The case studies as a group show that BRT, as applied in North America, is a discretionary combination of elements that can be assembled in many different combinations over time. Transit agencies have wide latitude to determine which combination of elements best serves their needs, given their specific circumstances. Every element incrementally adds to the quality or attractiveness of the service.
Finally, we wanted to dig deeper into the Victoria Transport Policy Institute's recently published guide to Evaluating Rail Transit Criticism (74p. PDF).
It examines how to evaluate whether building or expanding rail transit systems is wasteful.
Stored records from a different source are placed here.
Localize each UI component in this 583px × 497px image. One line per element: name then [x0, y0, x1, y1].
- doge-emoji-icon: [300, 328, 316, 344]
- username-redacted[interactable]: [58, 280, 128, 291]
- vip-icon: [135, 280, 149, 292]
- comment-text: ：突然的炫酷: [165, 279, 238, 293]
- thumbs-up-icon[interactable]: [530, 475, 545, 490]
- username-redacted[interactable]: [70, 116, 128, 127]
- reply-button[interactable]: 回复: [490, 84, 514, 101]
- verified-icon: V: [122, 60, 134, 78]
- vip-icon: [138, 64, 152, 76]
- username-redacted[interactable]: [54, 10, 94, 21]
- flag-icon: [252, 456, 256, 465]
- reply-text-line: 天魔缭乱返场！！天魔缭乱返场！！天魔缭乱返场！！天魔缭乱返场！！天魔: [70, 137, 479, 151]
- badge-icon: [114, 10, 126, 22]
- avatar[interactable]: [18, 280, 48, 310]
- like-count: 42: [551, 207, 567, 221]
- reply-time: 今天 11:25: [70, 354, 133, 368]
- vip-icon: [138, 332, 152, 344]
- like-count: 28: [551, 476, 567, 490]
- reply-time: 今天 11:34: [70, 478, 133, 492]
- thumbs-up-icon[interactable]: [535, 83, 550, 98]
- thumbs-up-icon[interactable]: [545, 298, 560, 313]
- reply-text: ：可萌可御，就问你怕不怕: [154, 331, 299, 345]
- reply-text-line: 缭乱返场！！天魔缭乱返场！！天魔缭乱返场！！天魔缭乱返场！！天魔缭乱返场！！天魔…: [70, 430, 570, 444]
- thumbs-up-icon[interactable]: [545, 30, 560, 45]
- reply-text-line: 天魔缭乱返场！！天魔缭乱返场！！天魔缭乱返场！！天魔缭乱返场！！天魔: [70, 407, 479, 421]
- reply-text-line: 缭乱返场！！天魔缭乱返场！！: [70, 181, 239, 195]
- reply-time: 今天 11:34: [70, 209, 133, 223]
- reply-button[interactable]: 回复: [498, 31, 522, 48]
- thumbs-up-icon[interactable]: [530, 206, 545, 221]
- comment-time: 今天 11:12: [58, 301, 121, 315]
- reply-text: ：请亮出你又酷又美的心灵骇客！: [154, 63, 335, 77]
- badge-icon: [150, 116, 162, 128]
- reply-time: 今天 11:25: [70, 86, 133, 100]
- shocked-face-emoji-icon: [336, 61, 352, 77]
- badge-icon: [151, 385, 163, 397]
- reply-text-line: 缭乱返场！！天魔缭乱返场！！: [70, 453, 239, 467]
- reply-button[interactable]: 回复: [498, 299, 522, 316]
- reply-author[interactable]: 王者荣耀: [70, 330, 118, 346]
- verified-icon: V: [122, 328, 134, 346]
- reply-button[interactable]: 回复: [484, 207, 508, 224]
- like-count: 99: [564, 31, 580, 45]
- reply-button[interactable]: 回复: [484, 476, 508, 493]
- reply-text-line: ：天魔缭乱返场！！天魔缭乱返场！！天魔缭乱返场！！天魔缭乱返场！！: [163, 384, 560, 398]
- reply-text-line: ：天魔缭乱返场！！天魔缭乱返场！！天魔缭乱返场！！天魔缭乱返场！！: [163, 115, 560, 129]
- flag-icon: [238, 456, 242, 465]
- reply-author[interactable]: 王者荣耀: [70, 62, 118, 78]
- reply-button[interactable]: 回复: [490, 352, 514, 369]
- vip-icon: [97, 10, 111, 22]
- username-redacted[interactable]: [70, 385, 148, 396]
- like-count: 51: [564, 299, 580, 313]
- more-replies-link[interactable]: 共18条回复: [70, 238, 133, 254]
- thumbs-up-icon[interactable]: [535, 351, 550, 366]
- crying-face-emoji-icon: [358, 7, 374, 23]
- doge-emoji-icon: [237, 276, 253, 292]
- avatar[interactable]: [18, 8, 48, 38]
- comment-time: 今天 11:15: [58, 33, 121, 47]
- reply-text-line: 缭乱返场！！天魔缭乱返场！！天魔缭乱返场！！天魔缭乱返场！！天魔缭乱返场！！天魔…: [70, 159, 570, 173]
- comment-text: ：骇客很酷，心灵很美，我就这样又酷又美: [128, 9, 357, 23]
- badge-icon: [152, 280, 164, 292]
The report states that high quality rail transit is more than just a type of vehicle; it is an integrated system that includes relatively fast and frequent transit service on major corridors with comfortable and attractive vehicles and stations, transit-oriented development around station areas with good walking and cycling access, efficient bus feeder service, and various support policies such as integrated fares and efficient parking management.
This combination of features tends to attract a large portion of discretionary passengers (people who would otherwise drive, also called choice riders). As a result, people who live or work in areas with high quality rail transit tend to own fewer cars, drive less and rely more on alternative modes than in automobile-dependent areas. If implemented in appropriate situations with supportive policies, rail transit can provide significant benefits to users and society.
However, there has been considerable debate over the merits of rail transit. Critics argue that rail transit is outdated, ineffective at solving transportation problems, and wasteful, but their analysis is based on various omissions, errors and misrepresentations. Many current demographic and economic trends are increasing demand for alternative modes and increasing the benefits tosociety from traffic reductions.